On September 3, 2015, Gates signed with Israeli club Hapoel Jerusalem, but left the team in pre-season. In October 2015, he signed with Shanxi Zhongyu of the Chinese Basketball Association. In December 2015, he parted ways with Shanxi after appearing in 18 games. On January 4, 2016, he signed with German club Telekom Baskets Bonn for the rest of the season. On March 6, 2016, he parted ways with Bonn after averaging 14 points and 6 rebounds per game in Beko BBL.

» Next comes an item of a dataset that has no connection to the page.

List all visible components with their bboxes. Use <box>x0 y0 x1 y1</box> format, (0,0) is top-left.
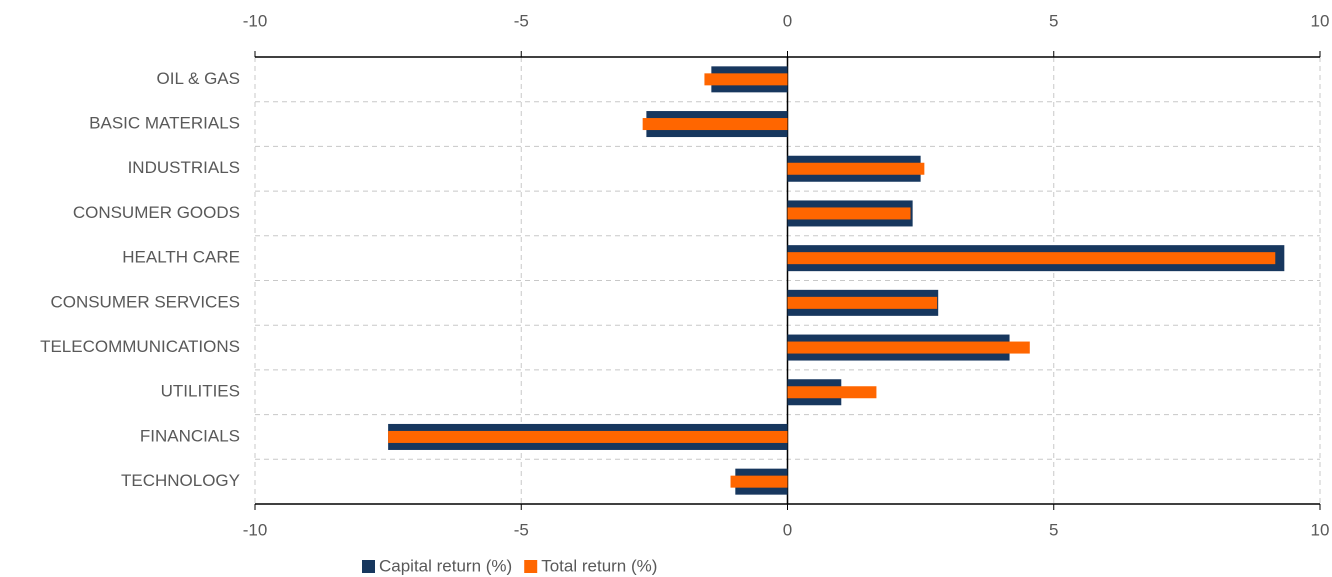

On July 25, 2016, Gates signed with Ironi Nahariya for the 2016–17 season.

On October 31, 2017, Gates signed with Cholet Basket for the rest of the 2017–18 Pro A season.

On August 10, 2019, he has signed with Stal Ostrów Wielkopolski of the PLK. Gates averaged 9.3 points and 7.7 rebounds per game.

On August 8, 2020, Gates signed with Abejas de León in Mexico.

=== The Basketball Tournament (TBT) (2016–present) ===

In the summers of 2016 and 2017, Gates played in The Basketball Tournament on ESPN for Pedro's Posse. He competed for the $2 million prize, and in 2017 for Pedro's Posse, he scored 23 points in their first round loss to Team 23 by a score of 107–92.